13. I accept the submission of Mr Miah that the determination does not explain the basis for the finding of inconsistency. This was an error of law, because the Appellant was entitled to know the basis upon which this finding had been reached. The issue of the Appellant's pattern of working was significant, because it was described as the peg on which so much of the case hangs (paragraph 21).

14. The judge considered the evidence holistically. Although there were letters of support from several people, only Mr Haque attended the hearing to give evidence (paragraphs 7, 11). The Respondent submitted that witness statements and letters should be afforded reduced weight in the absence of their authors (paragraph 12). An advised decision had been made not to call the Appellant's wife (paragraph 19). Mr Haque and the Appellant both said that they had known each other for or for around thirteen years (paragraphs 7, 10, 11). The judge found on balance that the Appellant had established that he had lived in the UK for a significant period; this may have been for as long as a decade, although there was insufficient reliable material before him to come a firm conclusion beyond this (paragraph 20). He did not accept that the Appellant had lived in the UK for fourteen years. Because of the inconsistency in the evidence between the Appellant and Mr Haque he did not think that their recollection of the Appellant's precise period of residence was reliable; the writers of the letters of support were unable to confirm this length of residence; and having heard the Appellant's evidence, the judge was not satisfied that it could establish that he has truly lived in the UK for such a long period (paragraph 21).

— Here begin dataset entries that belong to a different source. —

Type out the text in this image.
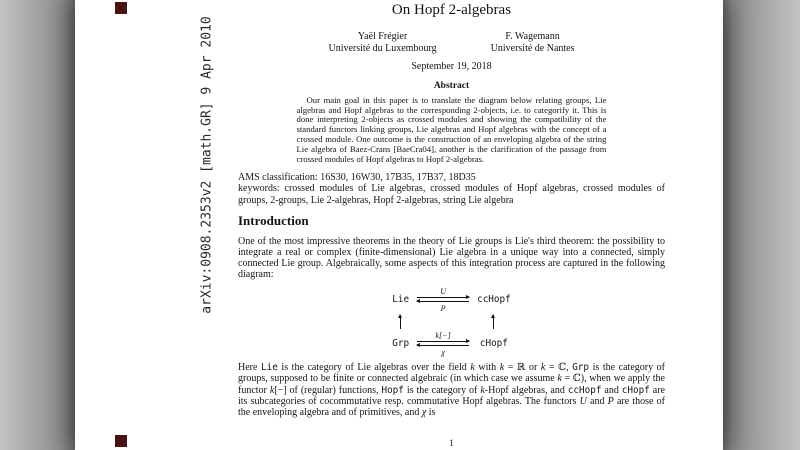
arXiv:0908.2353v2 [math.GR] 9 Apr 2010
On Hopf 2-algebras
Yaël Frégier
Université du Luxembourg
F. Wagemann
Université de Nantes
September 19, 2018
Abstract

Our main goal in this paper is to translate the diagram below relating groups, Lie algebras and Hopf algebras to the corresponding 2-objects, i.e. to categorify it. This is done interpreting 2-objects as crossed modules and showing the compatibility of the standard functors linking groups, Lie algebras and Hopf algebras with the concept of a crossed module. One outcome is the construction of an enveloping algebra of the string Lie algebra of Baez-Crans [BaeCra04], another is the clarification of the passage from crossed modules of Hopf algebras to Hopf 2-algebras.

AMS classification: 16S30, 16W30, 17B35, 17B37, 18D35
keywords: crossed modules of Lie algebras, crossed modules of Hopf algebras, crossed modules of groups, 2-groups, Lie 2-algebras, Hopf 2-algebras, string Lie algebra
Introduction

One of the most impressive theorems in the theory of Lie groups is Lie's third theorem: the possibility to integrate a real or complex (finite-dimensional) Lie algebra in a unique way into a connected, simply connected Lie group. Algebraically, some aspects of this integration process are captured in the following diagram:

Lie
U
P
ccHopf
Grp
k[−]
χ
cHopf

Here Lie is the category of Lie algebras over the field k with k = ℝ or k = ℂ, Grp is the category of groups, supposed to be finite or connected algebraic (in which case we assume k = ℂ), when we apply the functor k[−] of (regular) functions, Hopf is the category of k-Hopf algebras, and ccHopf and cHopf are its subcategories of cocommutative resp. commutative Hopf algebras. The functors U and P are those of the enveloping algebra and of primitives, and χ is

1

15. The inconsistency between the evidence of the Appellant and that of Mr Haque was a factor which the judge took into account. As stated, I have found it to be an unreliable finding. However it is severable from the other factors in the judicial chain of reasoning which led to the conclusions in paragraphs 20 and 21. Severing it, those conclusions are grounded in the evidence and justifiable.

16. The onus was upon the Appellant to establish fourteen years' continuous residence. Mr Haque's evidence, taken at its highest and even had it been accepted without qualification, was that at the date of the hearing, when he gave evidence, he had known the Appellant for or for around thirteen years. The totality of the evidence before the judge was insufficiently reliable to enable him to come to a firm conclusion that the Appellant had lived in the UK for as long as a decade, and still less for fourteen years. So the error of law in relying on insufficiently reasoned findings was not material to the conclusion, which is consistent with the evidence of Mr Haque had it been unreservedly accepted, that the Appellant had not established fourteen years' continuous residence in the UK.

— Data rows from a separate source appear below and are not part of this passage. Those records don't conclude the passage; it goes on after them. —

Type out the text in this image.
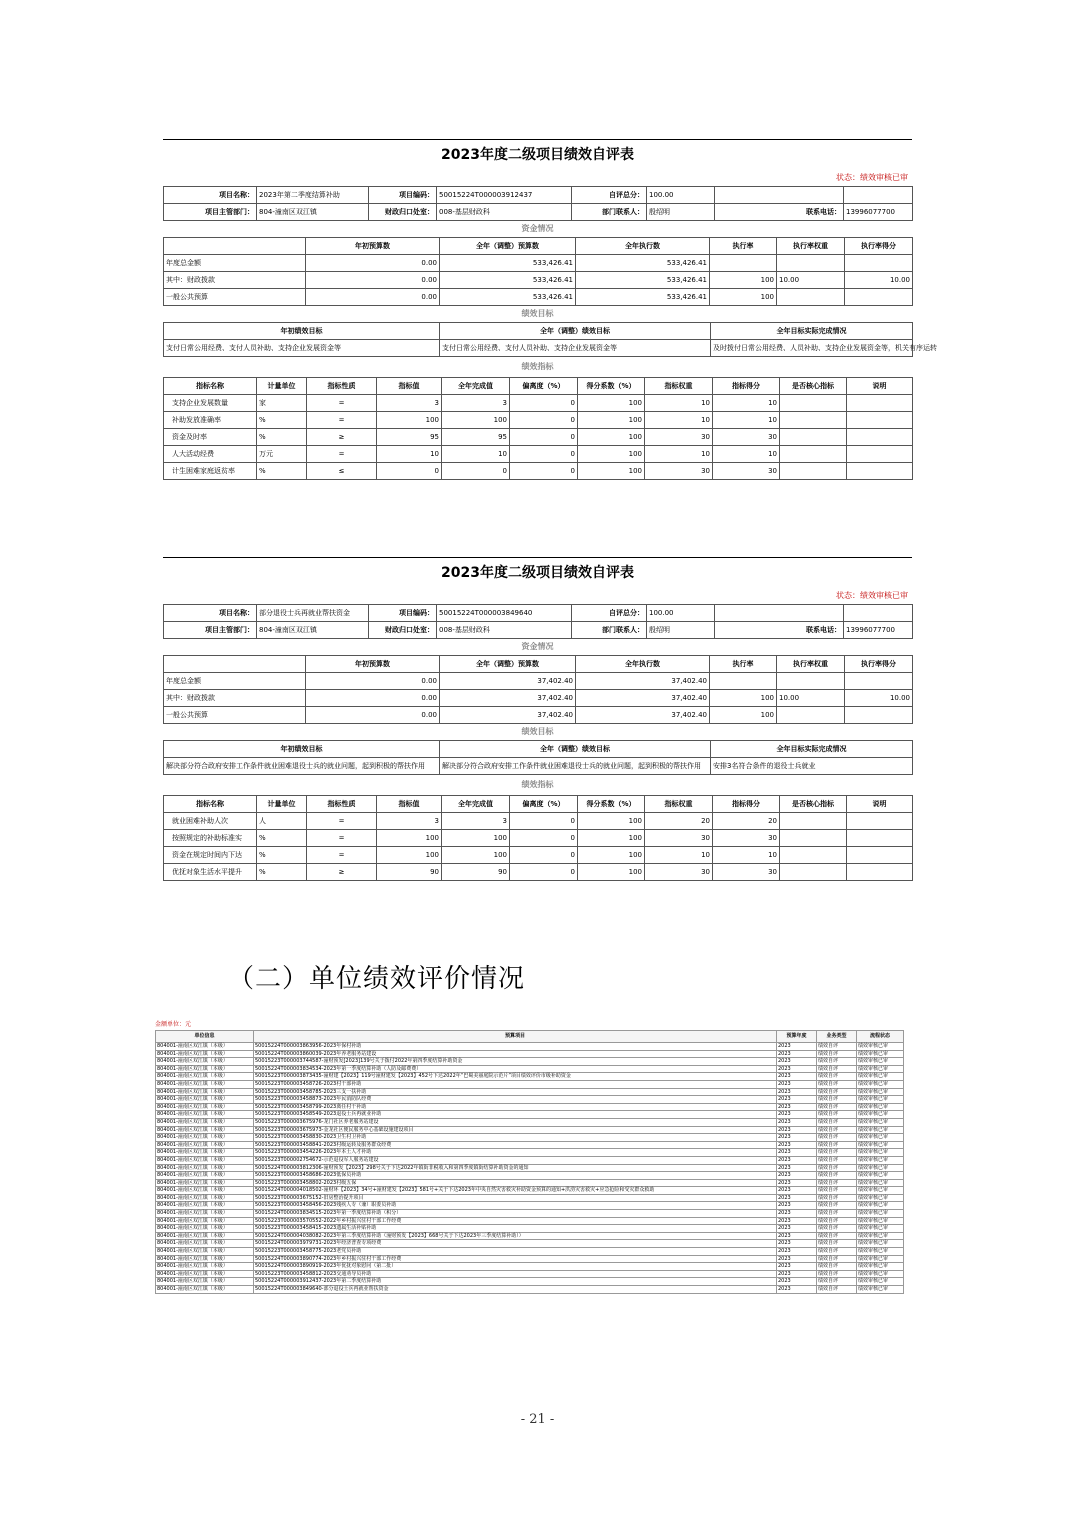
2023年度二级项目绩效自评表
状态：绩效审核已审
项目名称：	2023年第二季度结算补助	项目编码：	50015224T000003912437	自评总分：	100.00		
项目主管部门：	804-潼南区双江镇	财政归口处室：	008-基层财政科	部门联系人：	殷绍明	联系电话：	13996077700
资金情况
	年初预算数	全年（调整）预算数	全年执行数	执行率	执行率权重	执行率得分
年度总金额	0.00	533,426.41	533,426.41			
其中：财政拨款	0.00	533,426.41	533,426.41	100	10.00	10.00
一般公共预算	0.00	533,426.41	533,426.41	100		
绩效目标
年初绩效目标	全年（调整）绩效目标	全年目标实际完成情况
支付日常公用经费、支付人员补助、支持企业发展资金等	支付日常公用经费、支付人员补助、支持企业发展资金等	及时拨付日常公用经费、人员补助、支持企业发展资金等，机关有序运转
绩效指标
指标名称	计量单位	指标性质	指标值	全年完成值	偏离度（%）	得分系数（%）	指标权重	指标得分	是否核心指标	说明
支持企业发展数量	家	=	3	3	0	100	10	10		
补助发放准确率	%	=	100	100	0	100	10	10		
资金及时率	%	≥	95	95	0	100	30	30		
人大活动经费	万元	=	10	10	0	100	10	10		
计生困难家庭返贫率	%	≤	0	0	0	100	30	30		
2023年度二级项目绩效自评表
状态：绩效审核已审
项目名称：	部分退役士兵再就业帮扶资金	项目编码：	50015224T000003849640	自评总分：	100.00		
项目主管部门：	804-潼南区双江镇	财政归口处室：	008-基层财政科	部门联系人：	殷绍明	联系电话：	13996077700
资金情况
	年初预算数	全年（调整）预算数	全年执行数	执行率	执行率权重	执行率得分
年度总金额	0.00	37,402.40	37,402.40			
其中：财政拨款	0.00	37,402.40	37,402.40	100	10.00	10.00
一般公共预算	0.00	37,402.40	37,402.40	100		
绩效目标
年初绩效目标	全年（调整）绩效目标	全年目标实际完成情况
解决部分符合政府安排工作条件就业困难退役士兵的就业问题，起到积极的帮扶作用	解决部分符合政府安排工作条件就业困难退役士兵的就业问题，起到积极的帮扶作用	安排3名符合条件的退役士兵就业
绩效指标
指标名称	计量单位	指标性质	指标值	全年完成值	偏离度（%）	得分系数（%）	指标权重	指标得分	是否核心指标	说明
就业困难补助人次	人	=	3	3	0	100	20	20		
按照规定的补助标准实	%	=	100	100	0	100	30	30		
资金在规定时间内下达	%	=	100	100	0	100	10	10		
优抚对象生活水平提升	%	≥	90	90	0	100	30	30		
（二）单位绩效评价情况
金额单位：元
单位信息	预算项目	预算年度	业务类型	流程状态
804001-潼南区双江镇（本级）	50015224T000003863956-2023年保村补助	2023	绩效自评	绩效审核已审
804001-潼南区双江镇（本级）	50015224T000003860039-2023年养老服务站建设	2023	绩效自评	绩效审核已审
804001-潼南区双江镇（本级）	50015223T000003744587-潼财预发[2023]139号关于拨付2022年第四季度结算补助资金	2023	绩效自评	绩效审核已审
804001-潼南区双江镇（本级）	50015224T000003834534-2023年第一季度结算补助（人防及邮费费）	2023	绩效自评	绩效审核已审
804001-潼南区双江镇（本级）	50015223T000003873435-潼财建【2023】119号潼财建发【2023】452号下达2022年“巴蜀美丽庭院示范片”项目绩效评价市级补助资金	2023	绩效自评	绩效审核已审
804001-潼南区双江镇（本级）	50015223T000003458726-2023村干部补助	2023	绩效自评	绩效审核已审
804001-潼南区双江镇（本级）	50015223T000003458785-2023三支一扶补助	2023	绩效自评	绩效审核已审
804001-潼南区双江镇（本级）	50015223T000003458873-2023年民消防队经费	2023	绩效自评	绩效审核已审
804001-潼南区双江镇（本级）	50015223T000003458799-2023离任村干补助	2023	绩效自评	绩效审核已审
804001-潼南区双江镇（本级）	50015223T000003458549-2023退役士兵再就业补助	2023	绩效自评	绩效审核已审
804001-潼南区双江镇（本级）	50015223T000003675976-龙门社区养老服务站建设	2023	绩效自评	绩效审核已审
804001-潼南区双江镇（本级）	50015223T000003675973-金龙社区便民服务中心基础设施建设项目	2023	绩效自评	绩效审核已审
804001-潼南区双江镇（本级）	50015223T000003458830-2023卫生村卫补助	2023	绩效自评	绩效审核已审
804001-潼南区双江镇（本级）	50015223T000003458841-2023村级运转及服务群众经费	2023	绩效自评	绩效审核已审
804001-潼南区双江镇（本级）	50015223T000003454226-2023年本土人才补助	2023	绩效自评	绩效审核已审
804001-潼南区双江镇（本级）	50015223T000002754672-示范退役军人服务站建设	2023	绩效自评	绩效审核已审
804001-潼南区双江镇（本级）	50015224T000003812306-潼财预发【2023】298号关于下达2022年镇街非税收入和第四季度镇街结算补助资金的通知	2023	绩效自评	绩效审核已审
804001-潼南区双江镇（本级）	50015223T000003458686-2023低保员补助	2023	绩效自评	绩效审核已审
804001-潼南区双江镇（本级）	50015223T000003458802-2023村级五保	2023	绩效自评	绩效审核已审
804001-潼南区双江镇（本级）	50015224T000004018502-潼财环【2023】34号+潼财建发【2023】581号+关于下达2023年中央自然灾害救灾补助资金预算的通知+洪涝灾害救灾+应急抢险和受灾群众救助	2023	绩效自评	绩效审核已审
804001-潼南区双江镇（本级）	50015223T000003675152-旧房整治提升项目	2023	绩效自评	绩效审核已审
804001-潼南区双江镇（本级）	50015223T000003458456-2023残疾人专（兼）职委员补助	2023	绩效自评	绩效审核已审
804001-潼南区双江镇（本级）	50015224T000003834515-2023年第一季度结算补助（积分）	2023	绩效自评	绩效审核已审
804001-潼南区双江镇（本级）	50015223T000003570552-2022年乡村振兴驻村干部工作经费	2023	绩效自评	绩效审核已审
804001-潼南区双江镇（本级）	50015223T000003458415-2023遗属生活补贴补助	2023	绩效自评	绩效审核已审
804001-潼南区双江镇（本级）	50015224T000004038082-2023年第三季度结算补助（潼财预发【2023】668号关于下达2023年三季度结算补助））	2023	绩效自评	绩效审核已审
804001-潼南区双江镇（本级）	50015224T000003979731-2023年经济普查专项经费	2023	绩效自评	绩效审核已审
804001-潼南区双江镇（本级）	50015223T000003458775-2023老党员补助	2023	绩效自评	绩效审核已审
804001-潼南区双江镇（本级）	50015224T000003890774-2023年乡村振兴驻村干部工作经费	2023	绩效自评	绩效审核已审
804001-潼南区双江镇（本级）	50015224T000003890919-2023年优抚对象慰问（第二批）	2023	绩效自评	绩效审核已审
804001-潼南区双江镇（本级）	50015223T000003458812-2023交通劝导员补助	2023	绩效自评	绩效审核已审
804001-潼南区双江镇（本级）	50015224T000003912437-2023年第二季度结算补助	2023	绩效自评	绩效审核已审
804001-潼南区双江镇（本级）	50015224T000003849640-部分退役士兵再就业帮扶资金	2023	绩效自评	绩效审核已审
- 21 -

17. The permission application does not challenge the Article 8 findings. I have nevertheless considered whether the error of law may have influenced them. The judge concluded that the Appellant had made an application based on exaggeration as to his length of residence (paragraph 24). He considered the position on unlawful working (paragraph 24). In the light of his holistic findings, I find that the specific error of law did not undermine his findings on Article 8.

18. I conclude that, whilst the determination reflected an error of law in the form of insufficiently reasoned findings upon a significant matter, this was not material to the outcome of the appeal. The determination is accordingly upheld.

Decision

19. The original determination does not contain a material error of law, and is upheld.